Qnity Electronics se desploma un 7,4% mientras el repunte del petróleo sacude el sector de chips
Las acciones de Qnity Electronics cayeron un 7,4% en las operaciones del jueves, marcando en ocasiones el valor como el de peor desempeño en el S&P 500. La caída fue parte de un declive más amplio en la industria de los semiconductores, con su par Entegris cayendo un 4,9% e Intel un 4,1%, subestimando significativamente la pérdida general del 1% del S&P 500.
La liquidación no fue provocada por noticias específicas de la compañía, sino por presiones macroeconómicas. Un salto del 8% en los precios del petróleo crudo Brent a casi 100 dólares por barril, una reacción a un nuevo conflicto en Irán, avivó los temores de los inversores sobre la inflación. Esta ansiedad empujó el rendimiento de la nota del Tesoro a 10 años hasta el 4,244%, aumentando los costos de endeudamiento y agriando el sentimiento hacia los sectores orientados al crecimiento.

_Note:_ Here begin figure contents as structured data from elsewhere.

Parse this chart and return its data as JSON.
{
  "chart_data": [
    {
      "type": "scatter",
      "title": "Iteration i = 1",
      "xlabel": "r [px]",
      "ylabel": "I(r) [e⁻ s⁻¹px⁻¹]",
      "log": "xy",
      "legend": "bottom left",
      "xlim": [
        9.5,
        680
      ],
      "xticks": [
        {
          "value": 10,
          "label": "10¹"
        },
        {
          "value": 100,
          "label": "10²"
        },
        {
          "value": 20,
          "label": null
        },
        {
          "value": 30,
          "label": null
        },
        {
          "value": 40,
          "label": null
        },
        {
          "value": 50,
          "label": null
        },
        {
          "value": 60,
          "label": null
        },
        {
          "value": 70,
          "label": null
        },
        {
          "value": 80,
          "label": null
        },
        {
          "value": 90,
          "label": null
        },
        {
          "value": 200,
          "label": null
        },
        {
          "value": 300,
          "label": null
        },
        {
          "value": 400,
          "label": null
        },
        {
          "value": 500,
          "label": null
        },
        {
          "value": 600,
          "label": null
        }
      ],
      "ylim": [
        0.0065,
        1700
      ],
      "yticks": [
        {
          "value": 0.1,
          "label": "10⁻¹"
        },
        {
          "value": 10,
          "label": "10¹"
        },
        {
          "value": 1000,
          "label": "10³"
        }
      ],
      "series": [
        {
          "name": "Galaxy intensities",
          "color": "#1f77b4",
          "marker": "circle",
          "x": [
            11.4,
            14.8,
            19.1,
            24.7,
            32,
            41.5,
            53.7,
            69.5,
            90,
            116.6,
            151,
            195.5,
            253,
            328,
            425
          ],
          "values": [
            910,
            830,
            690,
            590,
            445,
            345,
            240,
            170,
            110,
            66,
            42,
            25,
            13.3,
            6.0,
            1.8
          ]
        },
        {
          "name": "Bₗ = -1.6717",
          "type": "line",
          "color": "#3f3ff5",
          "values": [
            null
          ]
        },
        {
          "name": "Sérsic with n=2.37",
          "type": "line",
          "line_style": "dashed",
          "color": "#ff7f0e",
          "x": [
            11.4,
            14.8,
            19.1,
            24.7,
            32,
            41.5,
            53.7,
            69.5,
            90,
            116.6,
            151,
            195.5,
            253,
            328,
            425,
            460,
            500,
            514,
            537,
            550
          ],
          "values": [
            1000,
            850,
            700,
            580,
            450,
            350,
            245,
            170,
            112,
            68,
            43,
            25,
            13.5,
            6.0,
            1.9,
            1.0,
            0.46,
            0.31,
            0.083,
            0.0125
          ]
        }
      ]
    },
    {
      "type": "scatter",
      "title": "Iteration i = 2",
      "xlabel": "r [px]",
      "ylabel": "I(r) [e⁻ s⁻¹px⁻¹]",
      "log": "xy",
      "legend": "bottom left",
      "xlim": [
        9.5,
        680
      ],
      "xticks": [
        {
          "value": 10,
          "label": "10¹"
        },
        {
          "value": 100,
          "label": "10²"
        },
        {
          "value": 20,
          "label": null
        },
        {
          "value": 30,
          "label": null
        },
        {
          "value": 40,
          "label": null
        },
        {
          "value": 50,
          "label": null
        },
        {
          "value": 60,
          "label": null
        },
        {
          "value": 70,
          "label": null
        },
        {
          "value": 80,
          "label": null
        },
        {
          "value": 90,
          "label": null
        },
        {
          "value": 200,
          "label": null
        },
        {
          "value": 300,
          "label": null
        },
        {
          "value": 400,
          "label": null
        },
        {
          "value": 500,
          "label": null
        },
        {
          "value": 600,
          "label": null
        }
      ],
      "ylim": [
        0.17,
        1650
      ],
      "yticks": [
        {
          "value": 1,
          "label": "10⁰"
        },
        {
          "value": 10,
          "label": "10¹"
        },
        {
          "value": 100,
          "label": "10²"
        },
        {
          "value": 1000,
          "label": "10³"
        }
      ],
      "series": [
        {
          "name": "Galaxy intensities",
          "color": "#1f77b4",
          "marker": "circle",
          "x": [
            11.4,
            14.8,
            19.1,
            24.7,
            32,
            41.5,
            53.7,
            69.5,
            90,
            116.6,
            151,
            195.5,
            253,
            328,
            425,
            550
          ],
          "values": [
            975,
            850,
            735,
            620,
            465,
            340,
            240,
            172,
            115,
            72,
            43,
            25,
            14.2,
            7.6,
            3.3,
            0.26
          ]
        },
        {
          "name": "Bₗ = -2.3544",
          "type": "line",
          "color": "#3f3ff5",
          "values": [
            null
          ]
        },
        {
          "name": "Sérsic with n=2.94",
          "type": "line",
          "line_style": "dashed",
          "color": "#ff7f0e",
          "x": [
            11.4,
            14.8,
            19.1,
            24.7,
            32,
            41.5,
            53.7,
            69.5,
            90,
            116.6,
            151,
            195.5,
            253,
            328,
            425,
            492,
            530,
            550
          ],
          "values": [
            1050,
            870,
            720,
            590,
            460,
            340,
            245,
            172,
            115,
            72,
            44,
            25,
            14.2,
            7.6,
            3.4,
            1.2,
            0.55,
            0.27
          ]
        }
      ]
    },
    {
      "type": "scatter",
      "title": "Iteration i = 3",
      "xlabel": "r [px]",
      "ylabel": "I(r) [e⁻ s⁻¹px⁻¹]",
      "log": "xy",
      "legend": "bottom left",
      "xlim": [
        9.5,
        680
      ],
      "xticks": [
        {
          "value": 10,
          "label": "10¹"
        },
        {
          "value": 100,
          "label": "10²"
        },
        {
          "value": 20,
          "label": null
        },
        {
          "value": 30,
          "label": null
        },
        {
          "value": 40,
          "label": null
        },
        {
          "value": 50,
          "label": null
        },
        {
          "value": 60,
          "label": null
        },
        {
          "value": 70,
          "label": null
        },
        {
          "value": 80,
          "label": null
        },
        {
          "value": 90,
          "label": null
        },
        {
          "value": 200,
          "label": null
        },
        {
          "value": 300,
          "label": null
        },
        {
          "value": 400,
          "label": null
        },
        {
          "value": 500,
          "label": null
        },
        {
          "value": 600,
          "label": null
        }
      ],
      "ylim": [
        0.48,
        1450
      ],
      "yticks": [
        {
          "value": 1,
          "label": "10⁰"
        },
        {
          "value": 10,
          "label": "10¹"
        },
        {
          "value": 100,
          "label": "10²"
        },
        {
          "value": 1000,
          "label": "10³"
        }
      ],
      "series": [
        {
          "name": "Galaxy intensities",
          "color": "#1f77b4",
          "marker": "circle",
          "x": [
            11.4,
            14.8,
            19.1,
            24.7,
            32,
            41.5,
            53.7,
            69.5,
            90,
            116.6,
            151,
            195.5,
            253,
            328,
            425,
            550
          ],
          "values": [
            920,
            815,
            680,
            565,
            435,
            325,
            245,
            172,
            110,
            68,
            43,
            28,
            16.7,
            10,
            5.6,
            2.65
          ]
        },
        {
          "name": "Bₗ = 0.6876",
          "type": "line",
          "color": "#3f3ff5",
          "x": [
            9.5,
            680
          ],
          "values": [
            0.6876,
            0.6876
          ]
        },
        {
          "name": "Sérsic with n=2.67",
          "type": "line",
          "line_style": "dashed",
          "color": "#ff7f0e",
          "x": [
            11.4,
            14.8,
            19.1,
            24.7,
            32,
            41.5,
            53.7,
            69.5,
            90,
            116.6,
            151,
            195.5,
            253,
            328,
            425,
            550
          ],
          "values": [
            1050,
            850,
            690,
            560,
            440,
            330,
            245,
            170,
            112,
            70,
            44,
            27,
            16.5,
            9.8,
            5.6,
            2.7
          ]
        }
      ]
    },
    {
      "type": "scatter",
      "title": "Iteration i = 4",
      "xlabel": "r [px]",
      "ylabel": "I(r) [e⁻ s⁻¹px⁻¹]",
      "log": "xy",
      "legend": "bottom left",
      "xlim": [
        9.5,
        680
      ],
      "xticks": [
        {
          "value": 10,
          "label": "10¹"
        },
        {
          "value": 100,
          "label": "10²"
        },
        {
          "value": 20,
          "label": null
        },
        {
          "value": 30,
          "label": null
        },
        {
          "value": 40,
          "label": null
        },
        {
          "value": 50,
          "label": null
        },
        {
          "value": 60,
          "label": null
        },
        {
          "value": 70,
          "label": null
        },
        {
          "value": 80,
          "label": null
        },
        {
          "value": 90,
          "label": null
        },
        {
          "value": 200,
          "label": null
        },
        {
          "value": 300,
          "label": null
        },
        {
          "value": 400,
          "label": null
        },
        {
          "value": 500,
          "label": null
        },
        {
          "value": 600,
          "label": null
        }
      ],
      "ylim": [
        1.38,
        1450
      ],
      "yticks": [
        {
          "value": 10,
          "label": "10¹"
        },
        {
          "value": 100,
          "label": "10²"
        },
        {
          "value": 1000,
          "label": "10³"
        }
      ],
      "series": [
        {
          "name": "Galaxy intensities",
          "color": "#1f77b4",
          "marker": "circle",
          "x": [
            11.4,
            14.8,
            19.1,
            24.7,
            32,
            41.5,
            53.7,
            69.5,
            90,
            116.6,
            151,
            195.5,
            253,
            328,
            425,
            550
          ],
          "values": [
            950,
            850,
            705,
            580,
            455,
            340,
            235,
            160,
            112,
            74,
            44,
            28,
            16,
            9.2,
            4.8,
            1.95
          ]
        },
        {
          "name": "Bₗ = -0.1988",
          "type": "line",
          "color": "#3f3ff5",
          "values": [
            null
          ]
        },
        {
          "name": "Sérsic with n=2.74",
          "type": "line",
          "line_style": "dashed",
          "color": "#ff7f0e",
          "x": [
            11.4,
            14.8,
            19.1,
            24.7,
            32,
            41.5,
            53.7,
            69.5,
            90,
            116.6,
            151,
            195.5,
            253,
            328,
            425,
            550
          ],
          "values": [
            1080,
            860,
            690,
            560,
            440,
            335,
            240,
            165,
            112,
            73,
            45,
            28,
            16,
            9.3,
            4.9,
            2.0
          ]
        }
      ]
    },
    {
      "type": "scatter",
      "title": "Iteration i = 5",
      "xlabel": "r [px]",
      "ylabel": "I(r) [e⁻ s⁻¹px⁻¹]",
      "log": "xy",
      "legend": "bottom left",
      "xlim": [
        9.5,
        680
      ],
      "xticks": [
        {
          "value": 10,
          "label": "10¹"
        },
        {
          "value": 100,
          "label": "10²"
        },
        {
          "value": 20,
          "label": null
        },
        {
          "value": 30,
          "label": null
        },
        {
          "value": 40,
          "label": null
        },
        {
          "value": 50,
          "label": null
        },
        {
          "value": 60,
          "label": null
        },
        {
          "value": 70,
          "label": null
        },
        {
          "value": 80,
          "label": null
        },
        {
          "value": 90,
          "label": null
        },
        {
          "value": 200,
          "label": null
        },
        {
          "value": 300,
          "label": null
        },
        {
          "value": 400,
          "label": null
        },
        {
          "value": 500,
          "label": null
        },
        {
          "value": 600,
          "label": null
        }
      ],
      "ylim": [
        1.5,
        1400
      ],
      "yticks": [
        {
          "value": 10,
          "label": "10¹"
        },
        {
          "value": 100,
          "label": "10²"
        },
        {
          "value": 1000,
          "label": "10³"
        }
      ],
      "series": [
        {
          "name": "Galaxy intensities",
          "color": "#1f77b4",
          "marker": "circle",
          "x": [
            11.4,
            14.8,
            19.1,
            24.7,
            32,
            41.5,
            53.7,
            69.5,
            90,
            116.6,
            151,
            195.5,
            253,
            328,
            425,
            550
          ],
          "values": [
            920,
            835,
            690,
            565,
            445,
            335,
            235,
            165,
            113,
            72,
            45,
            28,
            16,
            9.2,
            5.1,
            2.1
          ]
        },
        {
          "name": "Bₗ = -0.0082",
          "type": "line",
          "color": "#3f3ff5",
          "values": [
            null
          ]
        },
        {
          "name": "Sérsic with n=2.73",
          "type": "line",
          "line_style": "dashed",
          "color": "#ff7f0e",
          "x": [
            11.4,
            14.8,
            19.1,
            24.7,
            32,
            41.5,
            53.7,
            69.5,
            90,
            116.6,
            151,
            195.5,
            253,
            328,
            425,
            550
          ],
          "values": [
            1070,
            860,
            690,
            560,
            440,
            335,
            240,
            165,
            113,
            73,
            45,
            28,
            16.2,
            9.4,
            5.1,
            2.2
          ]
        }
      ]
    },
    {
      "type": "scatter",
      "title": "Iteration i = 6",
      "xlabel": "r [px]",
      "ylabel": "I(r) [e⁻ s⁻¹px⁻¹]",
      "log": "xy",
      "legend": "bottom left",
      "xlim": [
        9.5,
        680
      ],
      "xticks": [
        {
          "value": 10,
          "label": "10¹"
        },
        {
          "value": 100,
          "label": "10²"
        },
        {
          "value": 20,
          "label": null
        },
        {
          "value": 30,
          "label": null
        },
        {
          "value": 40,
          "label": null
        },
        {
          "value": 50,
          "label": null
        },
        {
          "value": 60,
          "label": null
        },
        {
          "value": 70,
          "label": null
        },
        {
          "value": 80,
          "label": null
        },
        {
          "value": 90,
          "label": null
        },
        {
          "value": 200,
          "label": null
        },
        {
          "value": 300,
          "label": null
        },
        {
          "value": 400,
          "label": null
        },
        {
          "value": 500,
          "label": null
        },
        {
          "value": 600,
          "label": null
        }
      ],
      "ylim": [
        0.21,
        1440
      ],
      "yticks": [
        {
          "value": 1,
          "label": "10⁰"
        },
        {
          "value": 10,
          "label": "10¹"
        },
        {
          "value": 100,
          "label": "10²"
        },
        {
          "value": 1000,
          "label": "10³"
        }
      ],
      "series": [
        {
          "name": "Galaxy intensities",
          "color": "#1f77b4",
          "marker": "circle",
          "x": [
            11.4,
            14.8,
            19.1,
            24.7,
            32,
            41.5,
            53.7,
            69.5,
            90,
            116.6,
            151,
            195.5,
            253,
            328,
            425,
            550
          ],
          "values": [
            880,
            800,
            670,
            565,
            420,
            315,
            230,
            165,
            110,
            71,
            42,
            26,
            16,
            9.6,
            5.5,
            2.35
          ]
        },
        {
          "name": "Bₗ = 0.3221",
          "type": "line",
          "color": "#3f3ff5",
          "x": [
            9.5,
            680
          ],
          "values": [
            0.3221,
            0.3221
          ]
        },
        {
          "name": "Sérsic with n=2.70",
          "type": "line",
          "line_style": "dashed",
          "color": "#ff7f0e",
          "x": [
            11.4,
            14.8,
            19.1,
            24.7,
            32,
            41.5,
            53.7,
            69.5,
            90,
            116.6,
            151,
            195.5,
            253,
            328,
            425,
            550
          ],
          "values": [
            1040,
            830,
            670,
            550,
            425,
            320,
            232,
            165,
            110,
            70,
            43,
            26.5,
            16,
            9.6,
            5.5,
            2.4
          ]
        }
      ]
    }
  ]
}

El aumento de los costes energéticos presiona a las industrias intensivas en capital
El negocio de los semiconductores, conocido por sus largos ciclos de inversión y sus elevados gastos de capital para construir plantas de fabricación, es particularmente sensible a las fluctuaciones de las tasas de interés. Unas tasas más altas encarecen estas inversiones multimillonarias y plurianuales, amenazando con ralentizar el gasto y el crecimiento de la capacidad futura.
El impacto del aumento de los precios de la energía se extendió más allá de los semiconductores a otros sectores de alto consumo energético. El índice Nifty Metal de la India cayó casi un 4% mientras los inversores sopesaban la perspectiva de mayores gastos de combustible para las operaciones de minería y fundición, lo que podría comprimir los márgenes de beneficio. Del mismo modo, el índice Nifty Auto alcanzó un mínimo de seis meses por dos preocupaciones: que una inflación más alta retrasaría los recortes de las tasas de interés, manteniendo caros los préstamos para automóviles, y que la inestabilidad energética podría interrumpir la producción al causar escasez de gas natural o incluso de chips de computadora de regiones como Taiwán.